Prodigy Finance is a fintech company that develops a platform enabling financing for international postgraduate students who attend a participating postgraduate institution.

The company's loans are funded by a community of alumni, institutional investors, and private investors. The company finances postgraduate programs in the fields of business, engineering, public policy, law, and health sciences.

Since 2007, Prodigy Finance has disbursed over US$1.4 billion through its platform, to fund over 20,000 students across 150 different nationalities. The company is headquartered in London, and maintains offices in Cape Town and New York.

== History ==

The company was conceptualized in 2006, by Three INSEAD MBA students.

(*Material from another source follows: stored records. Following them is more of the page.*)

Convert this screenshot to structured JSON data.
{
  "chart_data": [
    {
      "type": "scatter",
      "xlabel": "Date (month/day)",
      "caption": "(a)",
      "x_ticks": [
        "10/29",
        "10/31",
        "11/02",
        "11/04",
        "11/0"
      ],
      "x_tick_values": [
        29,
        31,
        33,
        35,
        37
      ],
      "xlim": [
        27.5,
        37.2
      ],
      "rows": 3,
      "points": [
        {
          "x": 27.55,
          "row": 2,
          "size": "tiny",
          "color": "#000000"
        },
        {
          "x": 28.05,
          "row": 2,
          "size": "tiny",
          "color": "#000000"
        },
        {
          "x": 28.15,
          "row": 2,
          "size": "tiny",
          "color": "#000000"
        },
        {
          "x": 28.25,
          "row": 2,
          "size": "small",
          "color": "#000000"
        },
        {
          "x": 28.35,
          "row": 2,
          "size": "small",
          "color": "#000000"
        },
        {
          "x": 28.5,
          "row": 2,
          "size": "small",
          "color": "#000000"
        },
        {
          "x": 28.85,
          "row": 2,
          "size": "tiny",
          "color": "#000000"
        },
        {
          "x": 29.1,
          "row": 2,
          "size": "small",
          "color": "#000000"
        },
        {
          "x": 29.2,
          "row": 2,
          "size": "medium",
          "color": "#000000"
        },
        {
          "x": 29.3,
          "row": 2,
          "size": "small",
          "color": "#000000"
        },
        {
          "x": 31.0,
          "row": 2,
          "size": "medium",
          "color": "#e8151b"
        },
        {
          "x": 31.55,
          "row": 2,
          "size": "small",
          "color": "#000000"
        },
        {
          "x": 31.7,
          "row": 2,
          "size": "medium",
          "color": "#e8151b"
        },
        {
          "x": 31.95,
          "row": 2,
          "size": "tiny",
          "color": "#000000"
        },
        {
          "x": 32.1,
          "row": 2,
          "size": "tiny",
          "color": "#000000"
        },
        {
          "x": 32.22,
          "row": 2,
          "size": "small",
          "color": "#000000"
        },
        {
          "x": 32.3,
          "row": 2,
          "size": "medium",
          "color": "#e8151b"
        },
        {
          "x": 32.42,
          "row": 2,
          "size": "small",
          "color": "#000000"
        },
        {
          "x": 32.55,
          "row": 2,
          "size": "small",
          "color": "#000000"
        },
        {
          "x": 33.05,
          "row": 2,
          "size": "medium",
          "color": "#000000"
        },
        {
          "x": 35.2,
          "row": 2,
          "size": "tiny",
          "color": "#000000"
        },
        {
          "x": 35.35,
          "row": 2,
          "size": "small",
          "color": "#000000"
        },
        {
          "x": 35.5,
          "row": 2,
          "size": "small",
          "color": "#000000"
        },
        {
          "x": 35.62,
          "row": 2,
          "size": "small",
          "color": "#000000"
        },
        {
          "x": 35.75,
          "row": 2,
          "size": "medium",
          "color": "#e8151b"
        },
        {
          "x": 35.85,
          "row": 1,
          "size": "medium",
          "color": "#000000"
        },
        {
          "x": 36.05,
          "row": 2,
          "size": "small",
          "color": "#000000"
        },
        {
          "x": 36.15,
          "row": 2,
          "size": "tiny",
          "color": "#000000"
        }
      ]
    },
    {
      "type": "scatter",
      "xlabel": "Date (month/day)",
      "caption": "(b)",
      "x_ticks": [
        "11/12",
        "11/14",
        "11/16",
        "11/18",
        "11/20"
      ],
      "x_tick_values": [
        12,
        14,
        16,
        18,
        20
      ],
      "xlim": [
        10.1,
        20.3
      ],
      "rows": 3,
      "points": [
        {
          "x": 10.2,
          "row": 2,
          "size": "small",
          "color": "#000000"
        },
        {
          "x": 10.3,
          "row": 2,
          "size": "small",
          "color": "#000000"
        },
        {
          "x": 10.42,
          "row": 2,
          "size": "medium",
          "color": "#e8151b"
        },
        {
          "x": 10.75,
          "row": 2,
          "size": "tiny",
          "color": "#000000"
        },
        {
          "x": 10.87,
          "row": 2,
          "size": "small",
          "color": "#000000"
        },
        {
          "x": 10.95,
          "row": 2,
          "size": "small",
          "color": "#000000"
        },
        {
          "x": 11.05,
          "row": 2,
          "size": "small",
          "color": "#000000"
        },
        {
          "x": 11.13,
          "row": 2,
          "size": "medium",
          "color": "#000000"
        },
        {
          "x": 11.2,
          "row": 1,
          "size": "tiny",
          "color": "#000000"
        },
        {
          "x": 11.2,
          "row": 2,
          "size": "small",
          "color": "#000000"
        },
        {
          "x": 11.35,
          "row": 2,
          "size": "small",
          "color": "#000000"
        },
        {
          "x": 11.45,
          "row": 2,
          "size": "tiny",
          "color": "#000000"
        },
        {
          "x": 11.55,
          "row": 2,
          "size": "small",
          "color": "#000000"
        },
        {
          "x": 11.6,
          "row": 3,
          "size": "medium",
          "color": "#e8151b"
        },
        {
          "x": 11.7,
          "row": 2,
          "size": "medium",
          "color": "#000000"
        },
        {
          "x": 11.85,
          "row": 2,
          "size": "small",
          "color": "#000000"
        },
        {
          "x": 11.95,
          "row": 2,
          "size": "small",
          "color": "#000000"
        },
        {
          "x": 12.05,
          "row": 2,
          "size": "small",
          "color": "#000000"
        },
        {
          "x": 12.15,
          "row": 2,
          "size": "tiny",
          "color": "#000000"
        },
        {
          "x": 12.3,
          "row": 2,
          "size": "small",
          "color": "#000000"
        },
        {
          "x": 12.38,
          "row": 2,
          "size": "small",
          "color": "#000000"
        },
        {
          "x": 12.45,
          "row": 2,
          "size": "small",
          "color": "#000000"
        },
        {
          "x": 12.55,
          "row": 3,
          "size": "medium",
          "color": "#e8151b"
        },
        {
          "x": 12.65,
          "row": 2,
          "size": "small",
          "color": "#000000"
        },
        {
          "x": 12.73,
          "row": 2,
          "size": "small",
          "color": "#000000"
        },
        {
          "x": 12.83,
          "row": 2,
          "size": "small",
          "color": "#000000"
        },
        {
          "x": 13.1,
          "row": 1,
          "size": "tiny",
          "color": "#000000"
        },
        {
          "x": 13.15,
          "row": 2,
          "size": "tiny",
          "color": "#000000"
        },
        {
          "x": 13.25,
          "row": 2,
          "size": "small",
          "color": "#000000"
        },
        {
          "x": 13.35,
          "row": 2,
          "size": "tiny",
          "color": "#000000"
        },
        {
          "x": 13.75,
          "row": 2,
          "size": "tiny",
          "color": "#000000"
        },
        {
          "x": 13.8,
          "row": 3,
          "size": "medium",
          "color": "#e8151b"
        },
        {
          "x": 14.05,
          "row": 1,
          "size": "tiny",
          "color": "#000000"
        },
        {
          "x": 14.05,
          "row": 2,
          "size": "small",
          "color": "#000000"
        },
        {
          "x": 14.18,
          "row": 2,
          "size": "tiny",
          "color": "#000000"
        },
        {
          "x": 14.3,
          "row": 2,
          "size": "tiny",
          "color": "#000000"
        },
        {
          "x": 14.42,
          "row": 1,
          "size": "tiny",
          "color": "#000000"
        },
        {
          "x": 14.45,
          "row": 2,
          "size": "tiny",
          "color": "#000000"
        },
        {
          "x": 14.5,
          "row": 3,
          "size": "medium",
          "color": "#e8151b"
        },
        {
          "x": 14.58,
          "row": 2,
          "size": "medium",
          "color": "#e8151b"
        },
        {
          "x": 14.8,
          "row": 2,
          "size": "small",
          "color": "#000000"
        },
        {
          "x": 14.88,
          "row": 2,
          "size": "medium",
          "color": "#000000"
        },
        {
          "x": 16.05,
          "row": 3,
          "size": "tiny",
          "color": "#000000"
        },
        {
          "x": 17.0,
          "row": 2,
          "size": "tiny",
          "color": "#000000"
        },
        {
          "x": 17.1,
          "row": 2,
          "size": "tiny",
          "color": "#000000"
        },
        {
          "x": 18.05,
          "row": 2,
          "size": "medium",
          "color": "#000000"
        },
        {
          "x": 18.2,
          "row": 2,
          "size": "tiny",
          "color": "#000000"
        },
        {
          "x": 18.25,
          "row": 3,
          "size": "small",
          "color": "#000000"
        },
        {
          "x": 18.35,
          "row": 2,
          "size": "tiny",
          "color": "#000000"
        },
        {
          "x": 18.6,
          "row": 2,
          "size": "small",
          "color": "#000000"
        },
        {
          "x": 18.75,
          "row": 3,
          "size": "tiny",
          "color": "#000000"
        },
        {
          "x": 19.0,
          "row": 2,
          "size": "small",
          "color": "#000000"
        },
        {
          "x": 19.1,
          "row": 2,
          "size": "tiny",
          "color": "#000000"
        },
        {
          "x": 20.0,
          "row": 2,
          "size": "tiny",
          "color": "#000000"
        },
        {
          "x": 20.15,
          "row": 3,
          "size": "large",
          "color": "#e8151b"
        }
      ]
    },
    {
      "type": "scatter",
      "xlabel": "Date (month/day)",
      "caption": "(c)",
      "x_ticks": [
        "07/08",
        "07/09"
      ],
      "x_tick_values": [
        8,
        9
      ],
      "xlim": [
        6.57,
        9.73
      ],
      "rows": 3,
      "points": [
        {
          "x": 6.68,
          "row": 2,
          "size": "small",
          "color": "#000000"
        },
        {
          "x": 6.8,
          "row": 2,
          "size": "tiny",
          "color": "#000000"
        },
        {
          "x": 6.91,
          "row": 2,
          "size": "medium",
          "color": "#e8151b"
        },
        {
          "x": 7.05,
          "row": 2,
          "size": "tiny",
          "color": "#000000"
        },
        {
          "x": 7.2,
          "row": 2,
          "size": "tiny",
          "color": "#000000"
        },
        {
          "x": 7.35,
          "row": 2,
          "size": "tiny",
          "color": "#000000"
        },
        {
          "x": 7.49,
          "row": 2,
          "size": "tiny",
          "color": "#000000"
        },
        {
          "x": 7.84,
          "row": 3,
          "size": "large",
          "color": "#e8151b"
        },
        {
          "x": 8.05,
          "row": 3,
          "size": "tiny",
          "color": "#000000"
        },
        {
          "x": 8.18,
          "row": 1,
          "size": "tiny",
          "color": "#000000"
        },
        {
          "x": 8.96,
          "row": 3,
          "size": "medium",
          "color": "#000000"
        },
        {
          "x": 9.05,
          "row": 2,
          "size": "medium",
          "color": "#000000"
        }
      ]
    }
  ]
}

That same year, the company's concept was recognized at INSEAD's International Venture Capital Investment Competition, resulting in the initial seed funding for the company.

Prodigy Finance was officially founded in 2007.

Prodigy Finance started with a peer-to-peer funding programme for INSEAD students. Alumni invested in bonds which enabled students to study their MBA at that institution. Leveraging this peer-to-peer lending, Prodigy Finance began offering loans to MBA candidates enrolled at other business schools.

In 2014, Prodigy Finance announced the launch of a US$25 million Education Note in partnership with the Credit Suisse Impact Investing and Microfinance team. The Education Note has a focus on students from emerging markets, enabling them to study at top postgraduate programmes.

In 2015, Prodigy Finance announced a $12.5 million equity investment from Balderton Capital and various angel investors, and $110 million in loan capital from Credit Suisse, Deutsche Bank and other private investors.

In 2017, Prodigy Finance announced a $240 million fundraise. This included a $40 million Series C equity round led by international venture capital firm Index Ventures, with participation from Balderton Capital and AlphaCode; and a $200 million debt facility led by a global investment bank.